When this is good then you can proceed to putting on a rope halter and walking with him or lunging him or circling him, asking him to give to pressure and engage that inside hind. Or you can send him out and ask him to walk a circle around you and pay attention to you.

It is going to take a lot of ground work, a lot of time and effort and attention and practice. For someone to watch for ground work, I like Buck Brannaman’s 7 Clinics DVDs, and I know others like Warwick Schiller’s YouTube videos.

I would also recommend finding a good “NH” trainer to help you with this. Be careful whom you choose because there are a lot of charlatans out there. If someone can help your horse and teach you at the same time, that would be best.

Working with a horse like this is not for the feint of hart. It takes a lot of determination and perseverance to want to learn how to get the best out of the horse.

I agree with Pocket Pony’s advice, ‘With a horse who is prone to striking and rearing, using backing up as a method of discipline is going to work against you and will only reinforce that bad behavior, because I’m guessing that when he goes up or lifts a hoof to you you release the pressure and let him go in order to keep yourself safe. FORWARD is always the answer for a horse who wants to go back and up.’
and
I would advise you to wear a helmet, and carry a longe whip.

If he is ‘freaking’ with chain over nose, are you using that correctly? Correctly means thread the chain into the near side, side ring, wrap it once or twice around the noseband, depending on length, and snapping it to the bottom ring of the halter. You have to very carefully pull the chain forward as you are wrapping it, to be sure you do not inadvertently hurt his nose while you are pulling it through the side ring.

Good luck, and keep us posted. You probably need a professional to help, IF you have a competent one in your area. If not, and if you cannot get him to behave better, consider that he has some brain abnormality, and maybe he needs to just be euthanatized. That is a better option than have him kill someone.

I agree if he is rearing and striking then you should always be wearing a helmet and get him going forward. One way is to have him a yard where he can’t continue to go back like a said.
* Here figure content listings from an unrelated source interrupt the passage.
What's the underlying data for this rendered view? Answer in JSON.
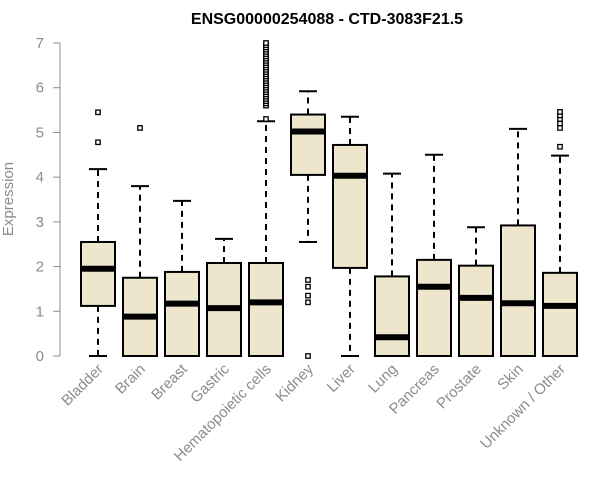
{
  "chart_data": {
    "type": "boxplot",
    "title": "ENSG00000254088 - CTD-3083F21.5",
    "xlabel": "",
    "ylabel": "Expression",
    "ylim": [
      0,
      7
    ],
    "yticks": [
      "0",
      "1",
      "2",
      "3",
      "4",
      "5",
      "6",
      "7"
    ],
    "box_fill": "#ede6cc",
    "line_color": "#000000",
    "categories": [
      "Bladder",
      "Brain",
      "Breast",
      "Gastric",
      "Hematopoietic cells",
      "Kidney",
      "Liver",
      "Lung",
      "Pancreas",
      "Prostate",
      "Skin",
      "Unknown / Other"
    ],
    "boxes": [
      {
        "min": 0,
        "q1": 1.12,
        "median": 1.95,
        "q3": 2.55,
        "max": 4.18,
        "outliers": [
          4.78,
          5.45
        ]
      },
      {
        "min": 0,
        "q1": 0,
        "median": 0.88,
        "q3": 1.75,
        "max": 3.8,
        "outliers": [
          5.1
        ]
      },
      {
        "min": 0,
        "q1": 0,
        "median": 1.17,
        "q3": 1.88,
        "max": 3.47,
        "outliers": []
      },
      {
        "min": 0,
        "q1": 0,
        "median": 1.07,
        "q3": 2.08,
        "max": 2.62,
        "outliers": []
      },
      {
        "min": 0,
        "q1": 0,
        "median": 1.2,
        "q3": 2.08,
        "max": 5.25,
        "outliers": [
          5.3,
          5.6,
          5.65,
          5.7,
          5.75,
          5.8,
          5.85,
          5.9,
          5.95,
          6.0,
          6.05,
          6.1,
          6.15,
          6.2,
          6.25,
          6.3,
          6.35,
          6.4,
          6.45,
          6.5,
          6.55,
          6.6,
          6.65,
          6.7,
          6.75,
          6.8,
          6.85,
          6.9,
          6.95,
          7.0
        ]
      },
      {
        "min": 2.55,
        "q1": 4.05,
        "median": 5.02,
        "q3": 5.4,
        "max": 5.92,
        "outliers": [
          0,
          1.2,
          1.35,
          1.55,
          1.7
        ]
      },
      {
        "min": 0,
        "q1": 1.97,
        "median": 4.03,
        "q3": 4.72,
        "max": 5.35,
        "outliers": []
      },
      {
        "min": 0,
        "q1": 0,
        "median": 0.42,
        "q3": 1.78,
        "max": 4.08,
        "outliers": []
      },
      {
        "min": 0,
        "q1": 0,
        "median": 1.55,
        "q3": 2.15,
        "max": 4.5,
        "outliers": []
      },
      {
        "min": 0,
        "q1": 0,
        "median": 1.3,
        "q3": 2.02,
        "max": 2.88,
        "outliers": []
      },
      {
        "min": 0,
        "q1": 0,
        "median": 1.18,
        "q3": 2.92,
        "max": 5.08,
        "outliers": []
      },
      {
        "min": 0,
        "q1": 0,
        "median": 1.12,
        "q3": 1.86,
        "max": 4.48,
        "outliers": [
          4.68,
          5.1,
          5.2,
          5.3,
          5.38,
          5.46
        ]
      }
    ]
  }
}
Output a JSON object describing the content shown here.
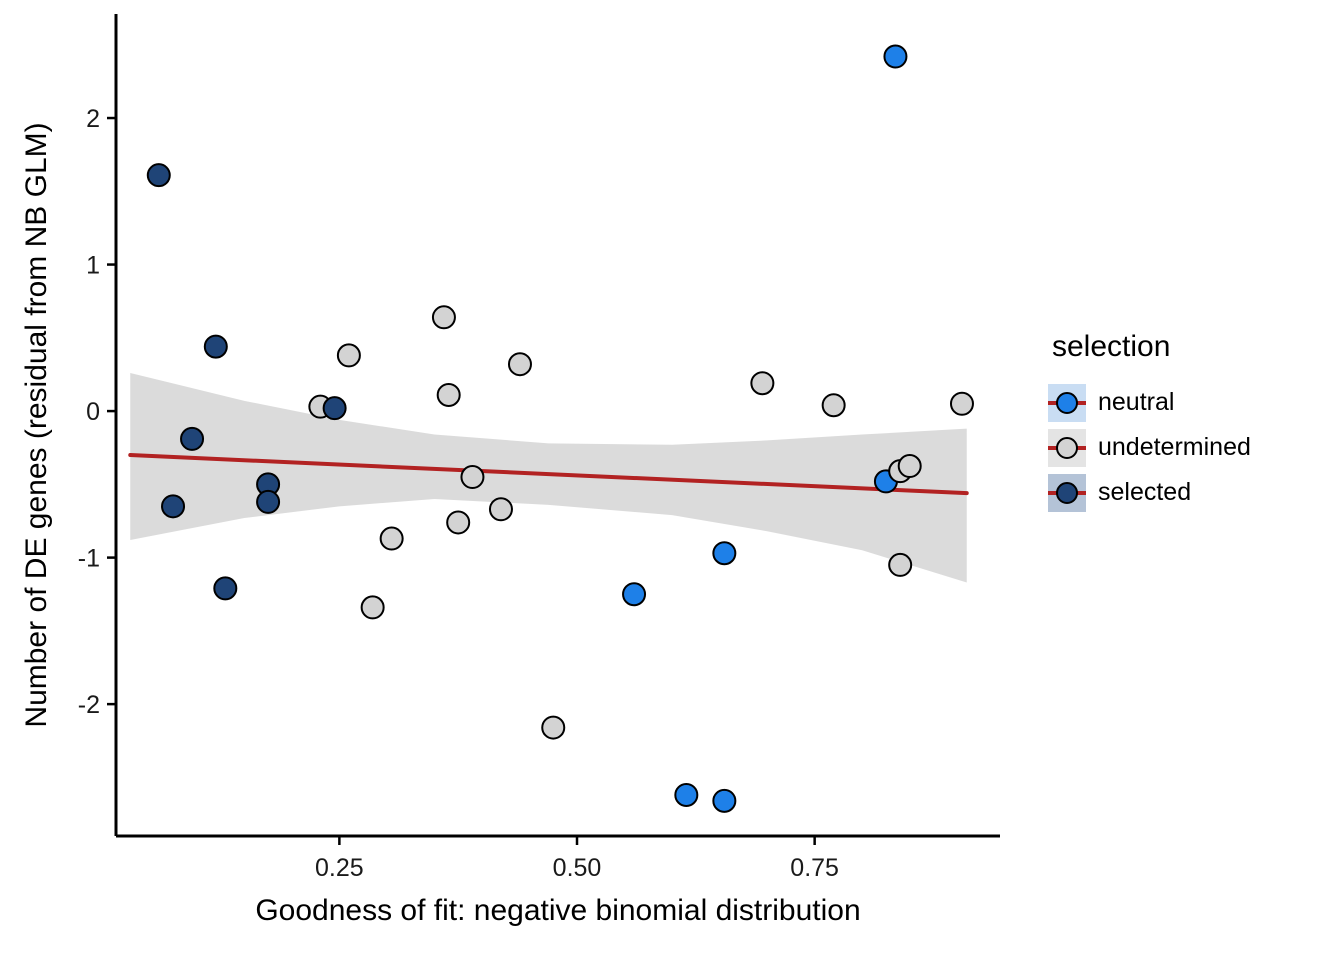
{
  "chart_data": {
    "type": "scatter",
    "title": "",
    "xlabel": "Goodness of fit: negative binomial distribution",
    "ylabel": "Number of DE genes (residual from NB GLM)",
    "xlim": [
      0.015,
      0.945
    ],
    "ylim": [
      -2.9,
      2.71
    ],
    "grid": false,
    "x_ticks": [
      0.25,
      0.5,
      0.75
    ],
    "x_tick_labels": [
      "0.25",
      "0.50",
      "0.75"
    ],
    "y_ticks": [
      -2,
      -1,
      0,
      1,
      2
    ],
    "y_tick_labels": [
      "-2",
      "-1",
      "0",
      "1",
      "2"
    ],
    "legend": {
      "title": "selection",
      "position": "right",
      "entries": [
        {
          "id": "neutral",
          "label": "neutral",
          "point_color": "#1E80E8",
          "key_bg": "#C9DDF3"
        },
        {
          "id": "undetermined",
          "label": "undetermined",
          "point_color": "#D3D3D3",
          "key_bg": "#E4E4E4"
        },
        {
          "id": "selected",
          "label": "selected",
          "point_color": "#1F4477",
          "key_bg": "#B4C3D7"
        }
      ]
    },
    "colors": {
      "trend_line": "#B22222",
      "band_fill": "#999999",
      "band_opacity": 0.35,
      "point_stroke": "#000000",
      "axis": "#000000",
      "tick_label": "#1a1a1a"
    },
    "series": [
      {
        "name": "neutral",
        "points": [
          [
            0.835,
            2.42
          ],
          [
            0.825,
            -0.48
          ],
          [
            0.655,
            -0.97
          ],
          [
            0.56,
            -1.25
          ],
          [
            0.615,
            -2.62
          ],
          [
            0.655,
            -2.66
          ]
        ]
      },
      {
        "name": "undetermined",
        "points": [
          [
            0.23,
            0.03
          ],
          [
            0.26,
            0.38
          ],
          [
            0.36,
            0.64
          ],
          [
            0.365,
            0.11
          ],
          [
            0.44,
            0.32
          ],
          [
            0.39,
            -0.45
          ],
          [
            0.42,
            -0.67
          ],
          [
            0.375,
            -0.76
          ],
          [
            0.305,
            -0.87
          ],
          [
            0.285,
            -1.34
          ],
          [
            0.475,
            -2.16
          ],
          [
            0.695,
            0.19
          ],
          [
            0.77,
            0.04
          ],
          [
            0.84,
            -0.41
          ],
          [
            0.85,
            -0.375
          ],
          [
            0.84,
            -1.05
          ],
          [
            0.905,
            0.05
          ]
        ]
      },
      {
        "name": "selected",
        "points": [
          [
            0.06,
            1.61
          ],
          [
            0.12,
            0.44
          ],
          [
            0.095,
            -0.19
          ],
          [
            0.075,
            -0.65
          ],
          [
            0.175,
            -0.5
          ],
          [
            0.175,
            -0.62
          ],
          [
            0.13,
            -1.21
          ],
          [
            0.245,
            0.02
          ]
        ]
      }
    ],
    "trend": {
      "x": [
        0.03,
        0.91
      ],
      "y": [
        -0.3,
        -0.56
      ]
    },
    "band": {
      "x": [
        0.03,
        0.15,
        0.25,
        0.35,
        0.47,
        0.6,
        0.7,
        0.8,
        0.91
      ],
      "upper": [
        0.26,
        0.07,
        -0.06,
        -0.16,
        -0.22,
        -0.23,
        -0.2,
        -0.16,
        -0.12
      ],
      "lower": [
        -0.88,
        -0.73,
        -0.65,
        -0.6,
        -0.64,
        -0.71,
        -0.82,
        -0.95,
        -1.17
      ]
    }
  }
}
If he is rearing and striking and you are asking for help on here then you really need to pay a trainer in your area for help.

Agree with the helmet advice when leading. I also suggest you carry a whip when you work with him in the event he ever does think about striking. You can quickly move a horse’s ass around if one of your hands is holding a buggy whip.
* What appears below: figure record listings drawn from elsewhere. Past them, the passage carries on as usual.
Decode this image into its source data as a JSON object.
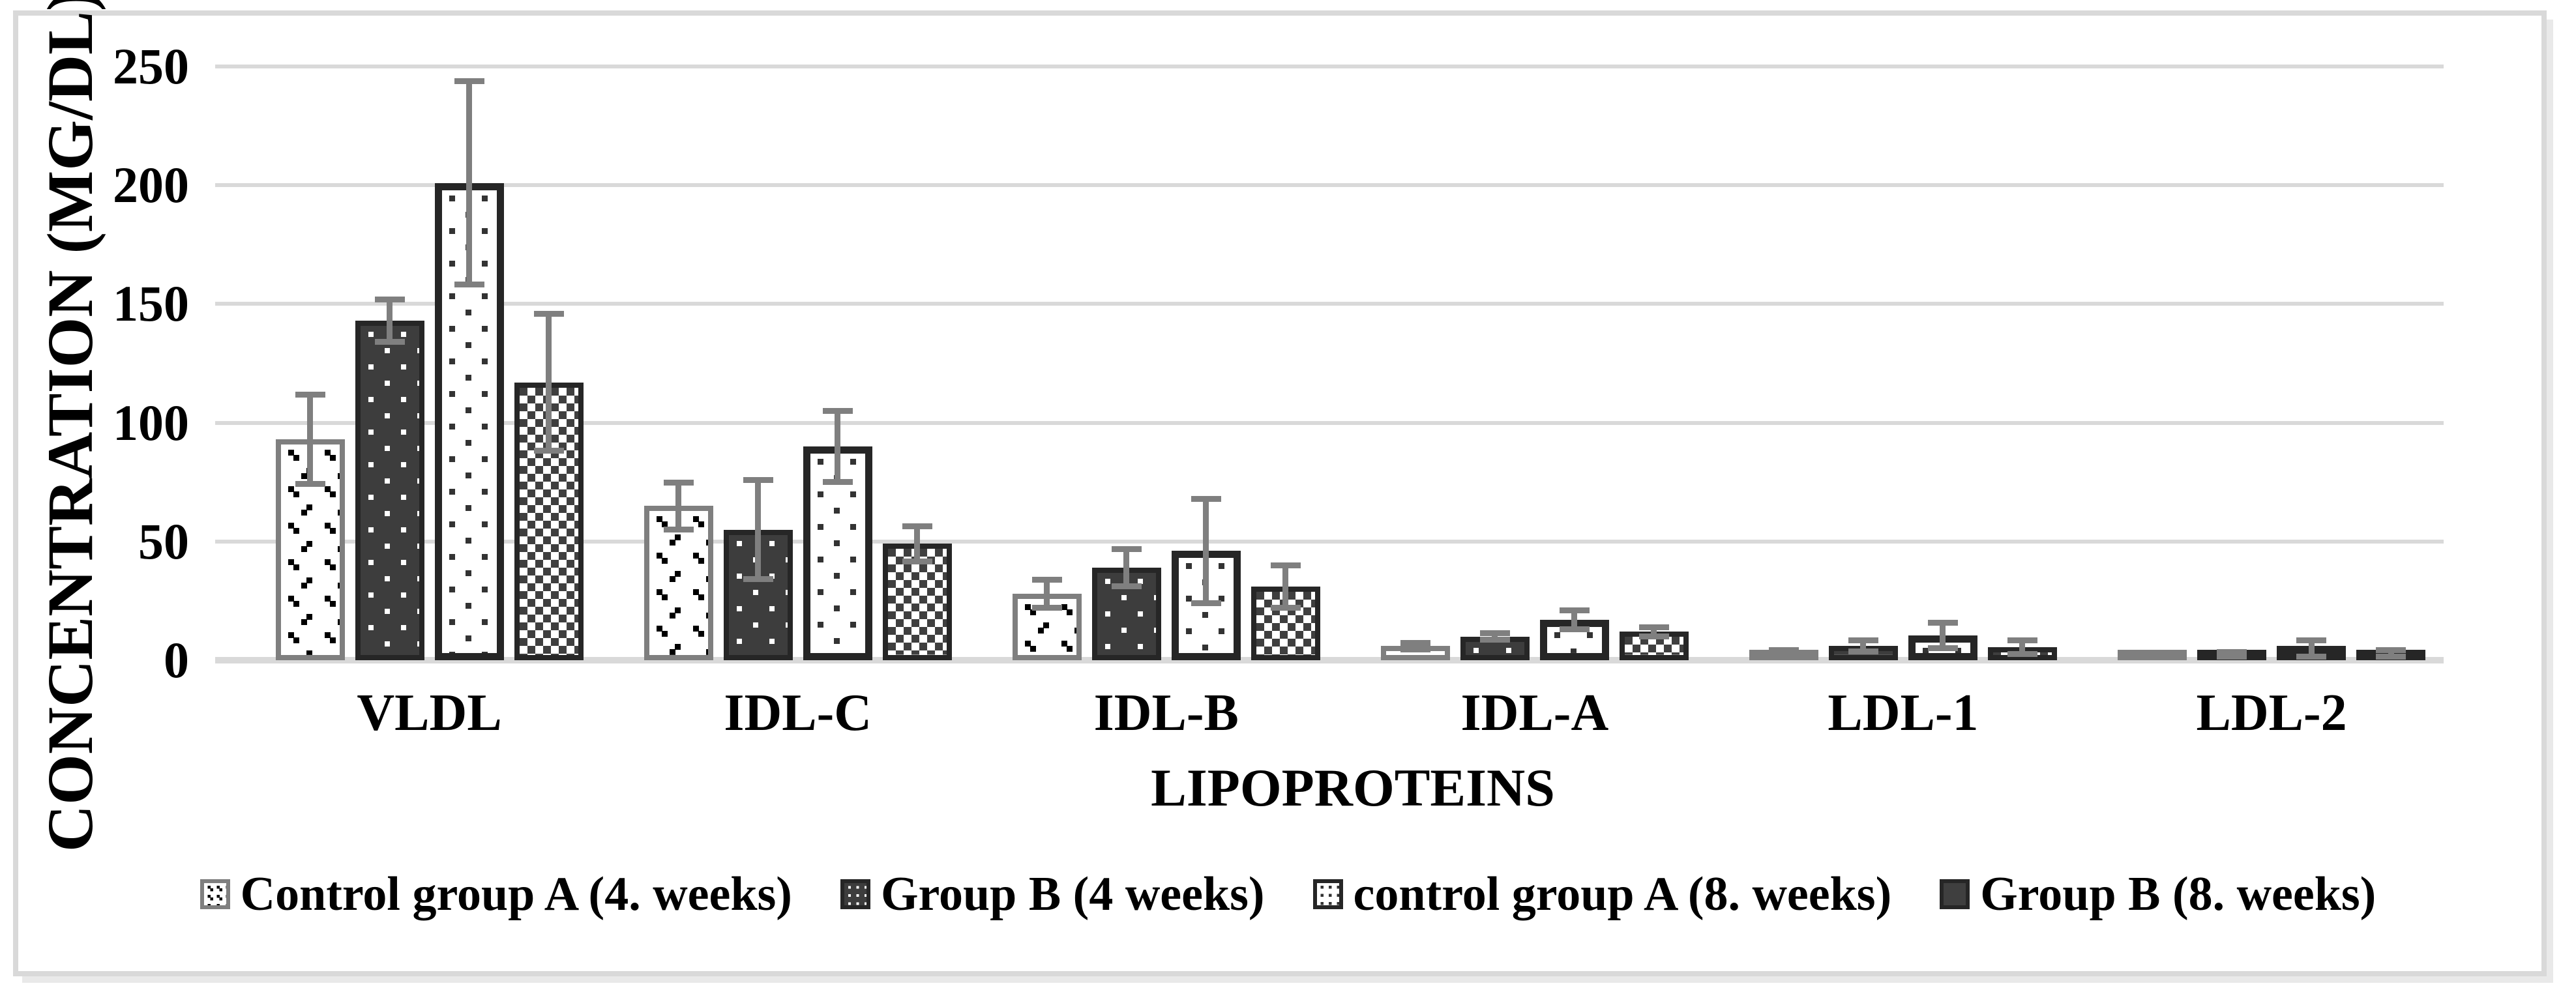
{
  "chart_data": {
    "type": "bar",
    "title": "",
    "xlabel": "LIPOPROTEINS",
    "ylabel": "CONCENTRATION (MG/DL)",
    "ylim": [
      0,
      250
    ],
    "yticks": [
      0,
      50,
      100,
      150,
      200,
      250
    ],
    "ytick_labels": [
      "0",
      "50",
      "100",
      "150",
      "200",
      "250"
    ],
    "grid": true,
    "legend_position": "bottom",
    "error_bars": true,
    "categories": [
      "VLDL",
      "IDL-C",
      "IDL-B",
      "IDL-A",
      "LDL-1",
      "LDL-2"
    ],
    "series": [
      {
        "name": "Control group A (4. weeks)",
        "pattern": "sparse-black-dot-pairs-on-white",
        "values": [
          93,
          65,
          28,
          6,
          3.5,
          1.5
        ],
        "errors": [
          19,
          10,
          6,
          1.5,
          1,
          0.5
        ]
      },
      {
        "name": "Group B (4 weeks)",
        "pattern": "white-dots-on-dark",
        "values": [
          143,
          55,
          39,
          10,
          6,
          2.5
        ],
        "errors": [
          9,
          21,
          8,
          1.5,
          2.5,
          1
        ]
      },
      {
        "name": "control group A (8. weeks)",
        "pattern": "dark-dots-on-white",
        "values": [
          201,
          90,
          46,
          17,
          10.5,
          5
        ],
        "errors": [
          43,
          15,
          22,
          4,
          5.5,
          3.5
        ]
      },
      {
        "name": "Group B (8. weeks)",
        "pattern": "checkerboard",
        "values": [
          117,
          49,
          31,
          12,
          5.5,
          3
        ],
        "errors": [
          29,
          7.5,
          9,
          2,
          3,
          1.5
        ]
      }
    ]
  },
  "colors": {
    "gridline": "#d9d9d9",
    "frame_border": "#d9d9d9",
    "error_bar": "#7f7f7f",
    "bar_dark_fill": "#3d3d3d",
    "bar_border_dark": "#262626",
    "bar_border_gray": "#7f7f7f",
    "text": "#000000"
  }
}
I also agree with separating him indefinitely. It is really difficult to get a horse to begin respecting you when all they can do is frantically panic to return to their buddies.

My horse is herd bound in the summer (not spring, fall or winter), but there is no WAY he would ever strike at me or try to run me over.
I work him by taking him in the arena and doing some serious ground work before anything else. As soon as I started the ground work, he became very focused and then I could ride him.
If I rode him outside, he would still whinny occasionally but he never misbehaved or pulled towards the other horses. He usually went very well with the random “guys! Don’t eat all the grass!”. While it annoys me greatly, as long as he is doing what he’s told, I do not pick a fight.

I agree with the poster that said thoroughbreds have a strong sense of injustice. If they think you are being unfair, they will let you know it! Be fair, don’t get angry and deal with him. Also, look up Warwick Schiller. He is the BEST for ground work.

If you don’t think you can handle it, it would be best if you send him to a pro. Have them stall him and pasture him alone. Because it is a new territory with unfamiliar horses, you can break the herd-bound cycle. After a month or two, bring him home and keep him alone. It seems sad, but they become used to it. My horse was wonderful when I kept him alone, he was actually a lot braver as he didn’t rely on other horses’ emotions to react to different situations.

Once he settles into obeying you, and you can enjoy working/riding him- only THEN you can think about returning him to the herd.